Dans un souci de pragmatisme, laissons de côté l’argument quelque peu usé du latin comme fondement de la civilisation et comme racine culturelle et linguistique de l’Europe. Reste une question : est-il bien raisonnable de tuer une langue déjà morte, et qui plus est, optionnelle ? N’est-ce pas céder à « cette manie du rabaissement… profondément française, pays de l’égalité et de l’anti-liberté » évoquée par ce pessimiste de Flaubert dans une lettre à Louise Colet en… 1852 ? En termes d’utilité, les économies faites sur les professeurs de langues anciennes privés de raison d’être sont minimes au regard de celles qu’engendrerait une gestion de qualité de l’informatique des établissements et l’abandon des logiciels achetés au rabais dans un esprit d’économie à courte vue. Bien inutiles aussi les « initiations au numérique », nouveau sésame de la connaissance, pratiquées sur un public plus averti que le professeur.

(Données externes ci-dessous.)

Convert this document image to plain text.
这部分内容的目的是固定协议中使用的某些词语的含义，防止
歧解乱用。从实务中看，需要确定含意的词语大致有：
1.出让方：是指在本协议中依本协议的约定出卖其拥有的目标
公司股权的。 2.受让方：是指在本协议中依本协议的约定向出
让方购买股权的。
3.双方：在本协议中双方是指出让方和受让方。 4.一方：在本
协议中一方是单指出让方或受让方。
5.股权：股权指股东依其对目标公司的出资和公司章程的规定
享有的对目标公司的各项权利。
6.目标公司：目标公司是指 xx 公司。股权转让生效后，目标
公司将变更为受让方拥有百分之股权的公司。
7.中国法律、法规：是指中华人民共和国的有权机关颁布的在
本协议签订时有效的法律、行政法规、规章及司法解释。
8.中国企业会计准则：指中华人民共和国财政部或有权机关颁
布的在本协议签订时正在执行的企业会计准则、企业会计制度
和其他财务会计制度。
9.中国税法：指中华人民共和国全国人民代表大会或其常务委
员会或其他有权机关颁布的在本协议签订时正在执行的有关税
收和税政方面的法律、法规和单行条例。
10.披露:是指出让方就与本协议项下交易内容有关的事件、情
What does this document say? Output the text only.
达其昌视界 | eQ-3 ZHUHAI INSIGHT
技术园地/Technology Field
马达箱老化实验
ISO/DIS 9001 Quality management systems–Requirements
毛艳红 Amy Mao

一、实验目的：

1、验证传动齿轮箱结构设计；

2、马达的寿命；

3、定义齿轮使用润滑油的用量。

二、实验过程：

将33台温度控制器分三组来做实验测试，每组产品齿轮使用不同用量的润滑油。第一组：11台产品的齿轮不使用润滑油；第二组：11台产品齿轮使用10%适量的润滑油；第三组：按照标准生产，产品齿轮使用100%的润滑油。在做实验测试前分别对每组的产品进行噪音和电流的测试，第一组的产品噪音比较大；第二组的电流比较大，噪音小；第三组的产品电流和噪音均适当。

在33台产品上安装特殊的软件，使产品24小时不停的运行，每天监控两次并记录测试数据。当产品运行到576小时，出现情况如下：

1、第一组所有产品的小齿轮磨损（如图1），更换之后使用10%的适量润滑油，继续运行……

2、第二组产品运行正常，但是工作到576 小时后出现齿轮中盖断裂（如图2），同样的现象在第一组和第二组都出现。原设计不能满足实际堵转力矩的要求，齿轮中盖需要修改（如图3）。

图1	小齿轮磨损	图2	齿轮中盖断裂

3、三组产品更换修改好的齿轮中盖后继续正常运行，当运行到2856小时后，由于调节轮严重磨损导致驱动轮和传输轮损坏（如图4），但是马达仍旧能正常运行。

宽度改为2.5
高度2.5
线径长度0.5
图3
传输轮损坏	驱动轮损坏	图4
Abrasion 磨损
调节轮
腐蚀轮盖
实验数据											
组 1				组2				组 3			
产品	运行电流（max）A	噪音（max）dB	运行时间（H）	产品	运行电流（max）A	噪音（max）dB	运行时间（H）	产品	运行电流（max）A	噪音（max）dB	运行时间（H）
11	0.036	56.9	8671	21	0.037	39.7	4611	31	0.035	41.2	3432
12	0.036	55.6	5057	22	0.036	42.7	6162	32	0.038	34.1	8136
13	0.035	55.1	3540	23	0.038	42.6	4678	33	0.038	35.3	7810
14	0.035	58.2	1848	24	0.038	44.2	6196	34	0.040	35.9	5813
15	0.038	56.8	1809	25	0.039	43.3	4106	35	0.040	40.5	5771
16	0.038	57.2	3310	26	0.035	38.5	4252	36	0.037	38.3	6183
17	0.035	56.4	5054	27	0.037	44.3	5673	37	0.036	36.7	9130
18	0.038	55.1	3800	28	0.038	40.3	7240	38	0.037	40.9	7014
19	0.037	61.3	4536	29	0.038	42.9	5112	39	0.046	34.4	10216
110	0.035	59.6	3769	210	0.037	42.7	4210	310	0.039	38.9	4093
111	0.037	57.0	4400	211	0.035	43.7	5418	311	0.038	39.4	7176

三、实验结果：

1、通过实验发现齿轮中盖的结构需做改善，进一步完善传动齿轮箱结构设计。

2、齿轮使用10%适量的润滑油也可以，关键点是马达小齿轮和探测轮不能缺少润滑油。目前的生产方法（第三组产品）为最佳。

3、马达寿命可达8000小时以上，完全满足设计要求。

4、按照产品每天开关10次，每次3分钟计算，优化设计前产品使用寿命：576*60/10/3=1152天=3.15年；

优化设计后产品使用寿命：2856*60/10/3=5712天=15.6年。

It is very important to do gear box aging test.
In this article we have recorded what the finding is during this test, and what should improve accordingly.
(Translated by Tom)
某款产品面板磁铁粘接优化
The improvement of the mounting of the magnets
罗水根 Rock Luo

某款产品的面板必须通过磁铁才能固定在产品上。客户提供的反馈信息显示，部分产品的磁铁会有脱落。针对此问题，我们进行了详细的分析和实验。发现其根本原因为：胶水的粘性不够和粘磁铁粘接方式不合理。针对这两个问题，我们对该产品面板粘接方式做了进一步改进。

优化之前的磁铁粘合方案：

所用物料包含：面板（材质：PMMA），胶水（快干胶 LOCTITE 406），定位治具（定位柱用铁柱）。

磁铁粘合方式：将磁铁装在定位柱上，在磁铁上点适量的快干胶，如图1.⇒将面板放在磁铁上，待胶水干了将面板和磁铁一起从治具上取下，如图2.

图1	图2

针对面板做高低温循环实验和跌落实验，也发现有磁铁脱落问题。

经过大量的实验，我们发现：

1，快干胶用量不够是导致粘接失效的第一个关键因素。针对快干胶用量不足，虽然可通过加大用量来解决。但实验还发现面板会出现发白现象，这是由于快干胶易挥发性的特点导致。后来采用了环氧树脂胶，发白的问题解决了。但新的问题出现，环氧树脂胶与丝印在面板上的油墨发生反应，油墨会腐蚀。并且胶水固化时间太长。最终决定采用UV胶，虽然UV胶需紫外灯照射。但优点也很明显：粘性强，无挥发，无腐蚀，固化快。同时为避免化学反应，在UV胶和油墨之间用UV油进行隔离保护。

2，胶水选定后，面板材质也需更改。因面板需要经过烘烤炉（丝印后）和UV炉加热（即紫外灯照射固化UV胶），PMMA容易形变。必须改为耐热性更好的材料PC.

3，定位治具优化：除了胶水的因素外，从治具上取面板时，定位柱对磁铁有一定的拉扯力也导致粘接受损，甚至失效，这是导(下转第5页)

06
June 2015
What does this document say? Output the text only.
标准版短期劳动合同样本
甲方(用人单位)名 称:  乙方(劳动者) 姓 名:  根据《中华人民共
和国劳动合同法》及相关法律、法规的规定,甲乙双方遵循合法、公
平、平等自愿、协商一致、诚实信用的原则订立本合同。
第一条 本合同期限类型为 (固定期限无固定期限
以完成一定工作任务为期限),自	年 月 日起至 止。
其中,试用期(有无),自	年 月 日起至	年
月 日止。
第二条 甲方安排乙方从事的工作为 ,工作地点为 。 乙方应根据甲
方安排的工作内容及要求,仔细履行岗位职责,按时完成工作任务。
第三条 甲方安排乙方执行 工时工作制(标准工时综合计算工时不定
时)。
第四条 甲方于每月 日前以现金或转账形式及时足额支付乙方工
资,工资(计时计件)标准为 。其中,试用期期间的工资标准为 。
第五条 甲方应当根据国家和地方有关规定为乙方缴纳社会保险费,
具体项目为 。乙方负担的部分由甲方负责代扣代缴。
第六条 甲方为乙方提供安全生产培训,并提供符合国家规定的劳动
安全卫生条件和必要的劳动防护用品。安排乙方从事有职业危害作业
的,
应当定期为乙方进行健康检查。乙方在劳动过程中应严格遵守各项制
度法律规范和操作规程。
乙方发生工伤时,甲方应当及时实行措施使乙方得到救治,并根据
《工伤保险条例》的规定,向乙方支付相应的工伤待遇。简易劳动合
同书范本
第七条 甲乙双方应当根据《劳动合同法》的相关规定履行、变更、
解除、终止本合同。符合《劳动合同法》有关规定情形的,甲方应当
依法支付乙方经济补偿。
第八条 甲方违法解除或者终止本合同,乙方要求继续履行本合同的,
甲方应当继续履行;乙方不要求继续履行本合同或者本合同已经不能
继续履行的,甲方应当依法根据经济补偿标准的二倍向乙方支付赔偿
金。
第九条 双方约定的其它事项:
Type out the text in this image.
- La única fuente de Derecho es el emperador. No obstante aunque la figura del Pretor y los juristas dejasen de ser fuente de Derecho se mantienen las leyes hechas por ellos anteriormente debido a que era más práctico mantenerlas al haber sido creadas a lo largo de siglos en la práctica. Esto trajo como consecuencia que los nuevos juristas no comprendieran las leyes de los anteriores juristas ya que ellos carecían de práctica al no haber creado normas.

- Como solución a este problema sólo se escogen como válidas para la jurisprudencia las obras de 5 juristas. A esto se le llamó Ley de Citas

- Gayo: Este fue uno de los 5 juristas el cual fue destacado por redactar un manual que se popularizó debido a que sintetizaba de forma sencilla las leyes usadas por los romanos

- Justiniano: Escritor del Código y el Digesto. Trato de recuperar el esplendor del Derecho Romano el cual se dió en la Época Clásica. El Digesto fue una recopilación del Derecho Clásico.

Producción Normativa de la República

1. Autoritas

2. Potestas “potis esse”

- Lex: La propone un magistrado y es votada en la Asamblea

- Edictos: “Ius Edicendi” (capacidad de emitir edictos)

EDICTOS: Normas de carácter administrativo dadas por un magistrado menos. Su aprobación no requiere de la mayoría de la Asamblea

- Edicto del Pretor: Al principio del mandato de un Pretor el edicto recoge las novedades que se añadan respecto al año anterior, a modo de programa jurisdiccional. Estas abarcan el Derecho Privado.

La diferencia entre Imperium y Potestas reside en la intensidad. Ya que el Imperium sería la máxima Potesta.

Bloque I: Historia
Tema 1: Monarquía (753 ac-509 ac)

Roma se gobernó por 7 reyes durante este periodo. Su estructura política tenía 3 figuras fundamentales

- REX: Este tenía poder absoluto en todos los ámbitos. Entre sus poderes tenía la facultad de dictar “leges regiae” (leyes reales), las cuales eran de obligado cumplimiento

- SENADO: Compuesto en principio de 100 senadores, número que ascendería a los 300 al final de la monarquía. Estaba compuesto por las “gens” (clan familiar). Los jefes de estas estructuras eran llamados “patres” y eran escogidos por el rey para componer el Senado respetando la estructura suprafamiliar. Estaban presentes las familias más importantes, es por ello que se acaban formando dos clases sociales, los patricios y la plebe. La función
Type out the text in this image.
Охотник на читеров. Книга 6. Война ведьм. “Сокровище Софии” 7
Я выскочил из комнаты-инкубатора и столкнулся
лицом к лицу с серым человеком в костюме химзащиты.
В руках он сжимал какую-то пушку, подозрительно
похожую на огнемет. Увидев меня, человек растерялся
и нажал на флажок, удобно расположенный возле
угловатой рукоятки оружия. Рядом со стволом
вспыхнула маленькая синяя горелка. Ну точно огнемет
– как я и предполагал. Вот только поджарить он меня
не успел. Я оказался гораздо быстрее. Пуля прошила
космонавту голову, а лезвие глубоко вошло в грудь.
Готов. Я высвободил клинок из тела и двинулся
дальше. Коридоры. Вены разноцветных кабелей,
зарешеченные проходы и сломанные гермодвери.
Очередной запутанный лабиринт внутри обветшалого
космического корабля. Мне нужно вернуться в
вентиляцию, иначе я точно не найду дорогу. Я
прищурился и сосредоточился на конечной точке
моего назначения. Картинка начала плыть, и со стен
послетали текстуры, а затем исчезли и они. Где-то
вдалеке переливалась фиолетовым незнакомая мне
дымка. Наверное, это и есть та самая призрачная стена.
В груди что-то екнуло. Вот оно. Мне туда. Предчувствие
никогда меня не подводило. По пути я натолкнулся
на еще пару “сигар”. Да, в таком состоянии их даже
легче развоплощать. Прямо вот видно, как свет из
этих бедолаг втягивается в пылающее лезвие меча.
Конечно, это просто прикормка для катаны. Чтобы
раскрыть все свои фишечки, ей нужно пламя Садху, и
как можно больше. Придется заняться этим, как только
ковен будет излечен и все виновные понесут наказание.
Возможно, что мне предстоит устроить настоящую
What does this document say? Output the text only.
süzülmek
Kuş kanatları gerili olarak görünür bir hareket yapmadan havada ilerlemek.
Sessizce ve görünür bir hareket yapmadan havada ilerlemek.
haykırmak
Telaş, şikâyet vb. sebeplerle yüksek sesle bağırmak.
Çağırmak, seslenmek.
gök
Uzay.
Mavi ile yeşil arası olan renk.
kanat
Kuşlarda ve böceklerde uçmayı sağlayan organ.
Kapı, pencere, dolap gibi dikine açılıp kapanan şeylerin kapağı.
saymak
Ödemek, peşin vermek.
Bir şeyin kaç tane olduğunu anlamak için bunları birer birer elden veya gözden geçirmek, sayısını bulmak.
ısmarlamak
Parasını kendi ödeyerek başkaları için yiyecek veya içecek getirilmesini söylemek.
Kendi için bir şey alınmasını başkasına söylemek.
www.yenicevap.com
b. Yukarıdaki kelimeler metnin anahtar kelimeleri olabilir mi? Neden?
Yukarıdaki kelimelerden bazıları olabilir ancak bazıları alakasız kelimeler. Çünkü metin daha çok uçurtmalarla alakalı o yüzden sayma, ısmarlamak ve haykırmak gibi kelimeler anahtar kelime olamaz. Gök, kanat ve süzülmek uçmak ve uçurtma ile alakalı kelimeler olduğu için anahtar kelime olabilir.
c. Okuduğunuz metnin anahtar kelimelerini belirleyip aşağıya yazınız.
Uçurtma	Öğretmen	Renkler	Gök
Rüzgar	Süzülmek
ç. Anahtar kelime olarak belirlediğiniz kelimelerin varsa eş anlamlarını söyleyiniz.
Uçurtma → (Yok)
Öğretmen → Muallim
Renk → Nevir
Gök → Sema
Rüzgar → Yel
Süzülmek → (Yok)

Méfions-nous enfin de l’inutilité des choses : Alan Turing a inventé l’informatique à Cambridge dans un univers peuplé de sciences et de langues anciennes. John Ronald Tolkien, passionné de philologie comparée, professeur de vieil anglais à Oxford, a engendré un tourbillon marchand de milliards de dollars en laissant imprudemment après lui Le Seigneur des anneaux, œuvre qu’il ne reconnaîtrait d’ailleurs probablement plus en cas de retour sur terre. Et, contrairement à une illusion collective, les mathématiques pures ne « servent » absolument à rien. Du moins pas plus que le latin, discipline de construction logique brillante, excellente pour le cerveau, dont on découvrira un jour qu’elle est à la maladie d’Alzheimer ce que le brocoli est au cancer du colon, qu’elle vaut tous les jeux de logique, toutes les gymnastiques de mémoire vendues sur Amazon. Il y a d’ailleurs fort à parier que tels les légumes oubliés, panais, topinambours et potimarrons, les langues anciennes ressortiront sur le marché, labellisées bio et très chèrement payées par des parents avisés.
« Une tyrannie sacerdotale est au fond de ces cœurs étroits. Il faut tout régler, tout refaire, reconstituer sur d’autres bases. Il n’est pas de sottise ni de vice qui ne trouve son compte à ces rêves. »
Toujours Flaubert, toujours en… 1852.